1. Copy the introductory example. The vector name stores the extracted names.
library(stringr)
raw.data <-"555-1239Moe Szyslak(636) 555-0113Burns, C. Montgomery555-6542Rev. Timothy Lovejoy555 8904Ned Flanders636-555-3226Simpson, Homer5553642Dr. Julius Hibbert"
name <- unlist(str_extract_all(raw.data, "[[:alpha:]., ]{2,}"))
name
## [1] "Moe Szyslak"          "Burns, C. Montgomery" "Rev. Timothy Lovejoy"
## [4] "Ned Flanders"         "Simpson, Homer"       "Dr. Julius Hibbert"
  1. Use the tools of this chapter to rearrange the vector so that all elements conform to the standard first_name last_name.

First, I’ll separate those names that are already in this format from those that need to be re-arranged.

rightOrder <- c(name[1], name[3], name[4], name[6])
wrongOrder <- c(name[2], name[5])
wrongOrder
## [1] "Burns, C. Montgomery" "Simpson, Homer"

Now, we change the order of the names that are not in the correct order.
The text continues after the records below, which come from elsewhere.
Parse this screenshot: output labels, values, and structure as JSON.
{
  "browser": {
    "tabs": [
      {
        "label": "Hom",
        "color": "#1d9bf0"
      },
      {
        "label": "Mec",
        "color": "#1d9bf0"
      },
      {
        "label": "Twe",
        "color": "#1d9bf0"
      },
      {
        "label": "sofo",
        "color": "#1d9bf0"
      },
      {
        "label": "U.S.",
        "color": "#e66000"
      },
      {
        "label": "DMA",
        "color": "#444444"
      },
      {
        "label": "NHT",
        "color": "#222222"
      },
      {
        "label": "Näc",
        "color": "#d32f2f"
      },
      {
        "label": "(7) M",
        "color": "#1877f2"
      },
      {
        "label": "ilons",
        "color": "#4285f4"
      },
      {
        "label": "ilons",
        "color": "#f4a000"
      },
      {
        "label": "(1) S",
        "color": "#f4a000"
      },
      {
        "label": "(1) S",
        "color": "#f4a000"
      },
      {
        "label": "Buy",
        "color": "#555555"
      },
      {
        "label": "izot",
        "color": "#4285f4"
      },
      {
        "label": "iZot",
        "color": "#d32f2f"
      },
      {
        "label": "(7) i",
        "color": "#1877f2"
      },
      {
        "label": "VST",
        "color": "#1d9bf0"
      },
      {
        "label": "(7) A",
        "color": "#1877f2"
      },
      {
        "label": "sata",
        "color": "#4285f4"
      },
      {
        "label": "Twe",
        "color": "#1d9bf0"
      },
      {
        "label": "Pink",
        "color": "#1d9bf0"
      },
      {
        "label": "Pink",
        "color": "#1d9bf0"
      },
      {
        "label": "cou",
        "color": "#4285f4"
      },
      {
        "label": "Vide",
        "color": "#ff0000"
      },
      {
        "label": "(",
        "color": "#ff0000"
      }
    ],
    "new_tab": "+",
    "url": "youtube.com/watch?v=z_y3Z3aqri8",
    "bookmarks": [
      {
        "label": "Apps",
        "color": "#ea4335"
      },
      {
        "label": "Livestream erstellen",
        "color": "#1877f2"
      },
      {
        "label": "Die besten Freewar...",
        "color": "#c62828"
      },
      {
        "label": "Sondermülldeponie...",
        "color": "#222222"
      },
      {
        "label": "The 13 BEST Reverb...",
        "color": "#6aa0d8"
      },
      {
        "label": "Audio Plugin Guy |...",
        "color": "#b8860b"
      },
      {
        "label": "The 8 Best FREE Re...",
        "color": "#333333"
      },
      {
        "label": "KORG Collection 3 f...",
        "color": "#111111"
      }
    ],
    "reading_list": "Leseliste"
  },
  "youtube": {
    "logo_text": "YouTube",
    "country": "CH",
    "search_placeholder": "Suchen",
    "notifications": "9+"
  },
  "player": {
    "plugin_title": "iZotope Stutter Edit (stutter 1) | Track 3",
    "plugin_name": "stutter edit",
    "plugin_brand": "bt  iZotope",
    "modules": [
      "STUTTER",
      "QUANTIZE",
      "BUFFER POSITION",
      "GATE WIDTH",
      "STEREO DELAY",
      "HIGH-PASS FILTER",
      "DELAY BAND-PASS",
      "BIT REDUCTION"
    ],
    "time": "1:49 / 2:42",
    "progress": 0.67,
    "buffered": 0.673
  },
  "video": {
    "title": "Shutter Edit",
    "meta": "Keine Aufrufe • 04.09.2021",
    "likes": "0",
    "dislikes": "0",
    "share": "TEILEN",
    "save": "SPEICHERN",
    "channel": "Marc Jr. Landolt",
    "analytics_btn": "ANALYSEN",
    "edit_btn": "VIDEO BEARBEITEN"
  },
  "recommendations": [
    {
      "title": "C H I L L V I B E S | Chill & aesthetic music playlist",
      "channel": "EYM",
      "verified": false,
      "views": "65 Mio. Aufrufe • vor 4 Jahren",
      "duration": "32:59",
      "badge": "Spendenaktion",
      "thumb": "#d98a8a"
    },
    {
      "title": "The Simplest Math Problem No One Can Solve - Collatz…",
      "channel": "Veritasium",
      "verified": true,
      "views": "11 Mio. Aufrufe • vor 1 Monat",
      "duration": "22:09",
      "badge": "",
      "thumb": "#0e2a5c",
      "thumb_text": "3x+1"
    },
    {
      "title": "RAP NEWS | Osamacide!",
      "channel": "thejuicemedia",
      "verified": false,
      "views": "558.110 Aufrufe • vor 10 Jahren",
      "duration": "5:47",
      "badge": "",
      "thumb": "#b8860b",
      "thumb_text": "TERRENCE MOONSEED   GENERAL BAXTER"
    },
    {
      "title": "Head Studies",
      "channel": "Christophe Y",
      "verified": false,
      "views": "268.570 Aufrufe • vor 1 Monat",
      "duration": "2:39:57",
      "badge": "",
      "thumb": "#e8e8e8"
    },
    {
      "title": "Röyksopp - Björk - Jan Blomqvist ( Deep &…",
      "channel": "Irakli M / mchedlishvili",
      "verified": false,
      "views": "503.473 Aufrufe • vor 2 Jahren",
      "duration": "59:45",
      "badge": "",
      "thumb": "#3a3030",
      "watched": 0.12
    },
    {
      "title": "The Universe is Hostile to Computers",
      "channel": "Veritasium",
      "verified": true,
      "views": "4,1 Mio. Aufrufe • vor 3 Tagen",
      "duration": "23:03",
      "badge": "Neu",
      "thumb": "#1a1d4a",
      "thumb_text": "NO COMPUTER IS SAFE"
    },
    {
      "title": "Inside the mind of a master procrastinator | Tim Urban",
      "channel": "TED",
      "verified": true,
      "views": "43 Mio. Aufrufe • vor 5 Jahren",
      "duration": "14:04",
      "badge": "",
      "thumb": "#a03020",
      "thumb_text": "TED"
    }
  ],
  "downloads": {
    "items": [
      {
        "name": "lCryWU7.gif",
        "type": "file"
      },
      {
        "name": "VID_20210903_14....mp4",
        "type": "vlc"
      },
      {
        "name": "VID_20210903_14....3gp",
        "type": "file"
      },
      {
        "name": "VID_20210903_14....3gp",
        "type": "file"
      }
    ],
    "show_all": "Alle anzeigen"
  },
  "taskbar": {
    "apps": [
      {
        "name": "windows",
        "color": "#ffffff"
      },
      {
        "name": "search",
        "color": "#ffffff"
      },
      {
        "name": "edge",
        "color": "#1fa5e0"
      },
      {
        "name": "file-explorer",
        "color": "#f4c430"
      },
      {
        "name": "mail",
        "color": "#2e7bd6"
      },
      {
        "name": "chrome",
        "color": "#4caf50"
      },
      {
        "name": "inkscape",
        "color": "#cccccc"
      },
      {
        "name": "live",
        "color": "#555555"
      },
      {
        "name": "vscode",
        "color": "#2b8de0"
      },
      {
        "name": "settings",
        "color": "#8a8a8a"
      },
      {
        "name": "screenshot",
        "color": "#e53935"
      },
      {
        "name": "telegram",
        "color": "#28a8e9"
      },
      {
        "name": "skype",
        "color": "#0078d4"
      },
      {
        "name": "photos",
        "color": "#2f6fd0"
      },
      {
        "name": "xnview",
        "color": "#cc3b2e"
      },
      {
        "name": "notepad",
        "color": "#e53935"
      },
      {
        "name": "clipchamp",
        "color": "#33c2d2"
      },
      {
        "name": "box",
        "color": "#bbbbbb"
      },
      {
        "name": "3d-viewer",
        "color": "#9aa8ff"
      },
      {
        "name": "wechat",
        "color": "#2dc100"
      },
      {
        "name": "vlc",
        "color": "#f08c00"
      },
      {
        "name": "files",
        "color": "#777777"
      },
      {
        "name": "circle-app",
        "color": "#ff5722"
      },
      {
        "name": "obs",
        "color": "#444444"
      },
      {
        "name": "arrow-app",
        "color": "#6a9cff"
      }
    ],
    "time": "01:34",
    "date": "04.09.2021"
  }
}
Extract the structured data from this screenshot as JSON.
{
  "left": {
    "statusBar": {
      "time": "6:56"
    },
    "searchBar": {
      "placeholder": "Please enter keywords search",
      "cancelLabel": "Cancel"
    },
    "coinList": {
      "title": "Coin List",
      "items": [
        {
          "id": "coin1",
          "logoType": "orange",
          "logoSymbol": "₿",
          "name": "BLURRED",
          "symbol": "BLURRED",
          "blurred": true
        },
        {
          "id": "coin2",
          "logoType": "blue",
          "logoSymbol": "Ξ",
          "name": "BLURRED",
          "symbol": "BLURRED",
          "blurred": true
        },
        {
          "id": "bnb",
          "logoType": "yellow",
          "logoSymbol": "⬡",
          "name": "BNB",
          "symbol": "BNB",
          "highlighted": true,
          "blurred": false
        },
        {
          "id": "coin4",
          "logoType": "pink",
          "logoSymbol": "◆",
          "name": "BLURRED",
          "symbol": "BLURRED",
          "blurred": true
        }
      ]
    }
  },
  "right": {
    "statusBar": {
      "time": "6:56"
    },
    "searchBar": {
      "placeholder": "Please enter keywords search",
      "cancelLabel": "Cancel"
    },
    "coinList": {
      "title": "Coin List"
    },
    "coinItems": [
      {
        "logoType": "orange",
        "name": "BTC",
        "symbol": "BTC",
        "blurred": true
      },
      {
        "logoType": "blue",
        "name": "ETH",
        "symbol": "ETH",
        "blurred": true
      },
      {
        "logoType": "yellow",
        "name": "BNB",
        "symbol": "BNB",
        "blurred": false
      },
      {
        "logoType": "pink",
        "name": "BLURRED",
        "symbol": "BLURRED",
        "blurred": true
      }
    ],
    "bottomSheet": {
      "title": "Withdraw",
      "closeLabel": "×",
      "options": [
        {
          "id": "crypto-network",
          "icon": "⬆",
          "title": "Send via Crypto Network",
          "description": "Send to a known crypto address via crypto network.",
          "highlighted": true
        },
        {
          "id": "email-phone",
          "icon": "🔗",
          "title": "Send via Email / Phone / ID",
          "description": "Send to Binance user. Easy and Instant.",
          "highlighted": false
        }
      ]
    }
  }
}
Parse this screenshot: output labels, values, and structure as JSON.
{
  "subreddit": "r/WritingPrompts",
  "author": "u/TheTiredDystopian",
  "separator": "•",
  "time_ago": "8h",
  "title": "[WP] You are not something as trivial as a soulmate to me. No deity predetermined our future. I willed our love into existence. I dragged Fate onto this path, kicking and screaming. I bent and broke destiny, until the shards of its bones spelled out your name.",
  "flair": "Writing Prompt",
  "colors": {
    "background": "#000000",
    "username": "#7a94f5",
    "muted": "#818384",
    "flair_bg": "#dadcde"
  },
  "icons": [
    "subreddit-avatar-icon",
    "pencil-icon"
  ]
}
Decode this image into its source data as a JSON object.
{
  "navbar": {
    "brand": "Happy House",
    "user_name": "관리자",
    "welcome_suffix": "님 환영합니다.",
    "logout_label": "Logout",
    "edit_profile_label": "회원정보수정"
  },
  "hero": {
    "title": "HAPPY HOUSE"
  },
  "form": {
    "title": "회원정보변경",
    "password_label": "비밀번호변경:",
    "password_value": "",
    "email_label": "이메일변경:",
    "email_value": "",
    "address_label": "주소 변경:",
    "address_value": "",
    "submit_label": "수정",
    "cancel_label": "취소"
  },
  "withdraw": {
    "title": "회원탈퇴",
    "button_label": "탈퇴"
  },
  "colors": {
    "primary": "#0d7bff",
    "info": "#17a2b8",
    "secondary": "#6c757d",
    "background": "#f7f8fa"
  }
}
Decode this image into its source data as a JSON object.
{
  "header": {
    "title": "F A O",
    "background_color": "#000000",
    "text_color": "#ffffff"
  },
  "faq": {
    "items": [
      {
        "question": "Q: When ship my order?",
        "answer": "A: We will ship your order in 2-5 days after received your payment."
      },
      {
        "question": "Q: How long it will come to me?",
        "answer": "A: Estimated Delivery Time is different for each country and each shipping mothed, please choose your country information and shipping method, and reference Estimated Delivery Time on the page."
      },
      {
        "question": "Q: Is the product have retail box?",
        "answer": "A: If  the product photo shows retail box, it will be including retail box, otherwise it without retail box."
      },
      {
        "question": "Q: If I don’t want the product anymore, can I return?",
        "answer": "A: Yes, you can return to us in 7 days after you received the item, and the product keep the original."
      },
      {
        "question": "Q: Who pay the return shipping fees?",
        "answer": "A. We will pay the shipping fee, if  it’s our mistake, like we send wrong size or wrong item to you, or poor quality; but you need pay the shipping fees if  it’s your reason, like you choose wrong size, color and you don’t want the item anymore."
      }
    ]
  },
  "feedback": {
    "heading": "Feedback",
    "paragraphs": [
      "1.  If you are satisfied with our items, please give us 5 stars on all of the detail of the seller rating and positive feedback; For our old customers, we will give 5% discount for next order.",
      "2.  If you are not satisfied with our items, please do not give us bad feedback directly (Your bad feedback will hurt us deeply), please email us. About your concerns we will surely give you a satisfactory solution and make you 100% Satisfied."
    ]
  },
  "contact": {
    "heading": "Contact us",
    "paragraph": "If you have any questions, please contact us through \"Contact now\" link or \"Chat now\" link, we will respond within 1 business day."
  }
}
montgomery <- unlist(str_split(wrongOrder[1], ","))
montgomery
## [1] "Burns"          " C. Montgomery"
montgomery <- str_trim(montgomery)
montgomery
## [1] "Burns"         "C. Montgomery"
add1 <- str_c(montgomery[2], montgomery[1], sep=" ")
add1
## [1] "C. Montgomery Burns"
homer <- unlist(str_split(wrongOrder[2],","))
homer <- str_trim(homer)
add2 <- str_c(homer[2], homer[1], sep=" ")

Finally, we add these two corrected names to the vector that contains names with the right order.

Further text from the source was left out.